Our Sandy Springs’ revenues in the first year exceeded the Carl Vinson Institute projections. (Interestingly, in 2005, Professor Robert J. Egers of the Andrew Young School of Policy Studies was less optimistic, but proven wrong.)

Our revenues have been sufficient every fiscal year permitting the city to allocate from 15 percent to 20 percent of its budgets to capital improvements. Thus, we have been able to pave more than 100 miles of roads, add 10 miles of sidewalks, build a brand new award-winning park, synchronize the traffic lights on Roswell Road, and make countless other infrastructure additions—all within the exact same tax rate our citizens were paying prior to incorporation.

Mr. Crane questions how the new cities can offer more and still keep tax rates down. They have done so by being infinitely more efficient than the county governments they replaced for local services.

For example, by paying the exact same millage rate for local services as was previously paid into the Fulton Special Services District Fund for local services Sandy Springs was able to go from 40 Fulton County police officers to our current 127 city of Sandy Springs officers. Yet, we did not raise taxes!

Our model of contracting for most of our municipal services with private companies adds competition into the formula for costing public services. And it works!

A year ago, we put all of our contracted services out for bids. With the responses from new bidders, we were able to maintain all of the contracted services at a savings of $7 million per year.

Also, the employees in the police and fire departments, who are direct employees of the city, are under a defined contribution pension plan, rather than the old-fashioned, defined benefit plans that are driving many existing governments into bankruptcy. The offered health plans emphasize health savings accounts, which incentivize employees to make more prudent expenditures for health care.

About a year-and-a-half ago, a National Citizen Survey (conducted under the auspices of the International City Managers Association) reported that the overall quality of life in Sandy Springs was rated good or excellent by 83 percent of the respondents. The study concluded that the ratings on the overall direction taken by the city of Sandy Springs were much higher than the national benchmark for similar-sized cities.

The city of Milton, which is the smallest of the new north Fulton cities, also demonstrates a huge turnaround in local services after it was liberated from the Fulton special services district. As an example, the parks and recreation department now offers 32 programs as compared to none under Fulton. A general contractor in the Atlanta area for 30 years stated “… we can confidently say that Milton is the most professionally operated city in Fulton County.”

Despite the recent dispute on the Dunwoody City Council, Mayor Davis of Dunwoody reports citizens constantly approach him and describe their joy at being part of the new city. The same thing happens to me when I do my shopping at the grocery store.

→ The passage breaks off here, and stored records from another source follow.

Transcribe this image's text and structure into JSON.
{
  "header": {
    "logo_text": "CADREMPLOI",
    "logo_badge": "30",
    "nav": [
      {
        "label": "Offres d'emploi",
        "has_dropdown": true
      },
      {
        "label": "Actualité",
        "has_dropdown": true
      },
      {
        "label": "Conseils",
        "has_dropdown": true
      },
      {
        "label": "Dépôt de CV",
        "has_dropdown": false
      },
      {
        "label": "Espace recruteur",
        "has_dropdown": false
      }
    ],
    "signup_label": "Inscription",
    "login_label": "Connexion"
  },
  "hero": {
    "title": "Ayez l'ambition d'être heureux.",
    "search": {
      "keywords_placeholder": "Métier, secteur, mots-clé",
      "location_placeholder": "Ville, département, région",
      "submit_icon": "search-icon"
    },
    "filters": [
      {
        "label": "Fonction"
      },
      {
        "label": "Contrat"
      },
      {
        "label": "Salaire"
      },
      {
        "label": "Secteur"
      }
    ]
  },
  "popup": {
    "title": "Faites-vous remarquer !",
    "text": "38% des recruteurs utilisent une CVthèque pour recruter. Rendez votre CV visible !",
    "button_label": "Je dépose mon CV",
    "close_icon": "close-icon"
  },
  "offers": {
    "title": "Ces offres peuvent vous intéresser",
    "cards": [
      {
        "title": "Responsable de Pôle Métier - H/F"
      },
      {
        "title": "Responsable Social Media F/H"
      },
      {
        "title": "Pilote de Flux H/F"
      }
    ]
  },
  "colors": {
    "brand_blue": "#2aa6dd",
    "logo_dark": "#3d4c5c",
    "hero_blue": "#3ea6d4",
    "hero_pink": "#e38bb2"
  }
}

The naysayers who disparage the new cities do not seem to realize that the government closest to the people is going to be the most scrutinized by the taxpayers. The terrible waste and corruption that we observe at federal, state and county levels are much less possible at a small city level. This factor alone speaks to the advantages of our new cities versus governance by a distant county.

Eva Galambos is the mayor of the city of Sandy Springs.